Она не знала города так, как следовало. Она жила не так, как следовало. А следовало подолгу прогуливаться среди кленов, не забывая о том, что это священная земля. Следовало принимать участие в беседах, которые затягивались почти до утра, под присмотром призраков бледных ученых мужей и несносных педантов. Вопиющим образом нарушая режим, она возвращалась в безрадостные комнаты, где стояла кровать, на которую она не могла смотреть. Для нее Кембридж был воспоминанием об отвратительных поцелуях за дверью кабинета, возведенных в статус какого-то таинства (для нее, которая теперь была отлучена от церкви); или о горьком трепете на закате, который придавал кирпичам и камням города, и даже лицам на улицах (этим титулованным ученым), оранжево-розовый оттенок, казавшийся подлинным цветом самой любви. Кембридж — воспоминание… О ванной в съемной квартире, сидя в которой она пыталась порезать себе запястья, о чем тут же пришлось пожалеть из-за суматохи, поднявшейся в Службе чрезвычайных ситуаций. (И унизительного чувства стыда, оттого что она оказалась одной из многих, кто был вынужден к этому прибегнуть.) Юбки висели на ней, как белье на веревке, и в сентябре, когда становилось холоднее, она носила сапоги по колено.

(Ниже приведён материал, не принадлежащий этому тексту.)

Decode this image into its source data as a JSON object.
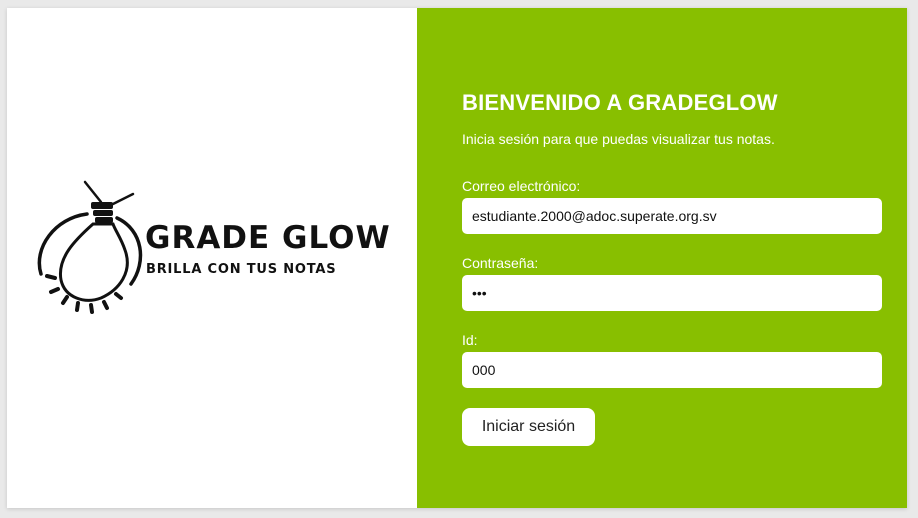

Тогда она жила на Фэрфилд-стрит, в квартире из нескольких комнат, в кухне стояла ванная на платформе (великолепное место для жертвенных обрядов). У нее был китайский фарфор и дорогая хрустальная посуда, оставшиеся после похорон и последующего брака, который разрушился изнутри, как сверкающая машина с ржавчиной под свежей краской. (Хотя в конечном итоге она разбила эту машину в лобовом столкновении.) Все это она поставила в буфет на кухне, где они собирали пыль, — немое свидетельство несбывшихся надежд. Ела она (когда вообще ела) из пластмассовой тарелки, купленной в магазине «Лечмер», — пластмассовая тарелка не вызывала никаких ассоциаций, и ее никогда не касался муж или любовник. По утрам, когда снова начинались занятия, Линда стояла у двери и пила «мгновенный завтрак», довольная тем, что за такое короткое время можно столько сделать. Она выходила в своих мини-юбках и сапогах (сейчас страшно подумать о том, чтобы носить такую одежду перед семнадцатилетними парнями), садилась в машину и вливалась в поток автомобилей, следуя на север, в среднюю школу в пригороде. В уединении, которое мог дать только салон машины, она с неослабевающей болью оплакивала свою невосполнимую утрату, и прежде чем войти в класс, ей часто приходилось приводить в порядок свое лицо, глядя в зеркало заднего вида.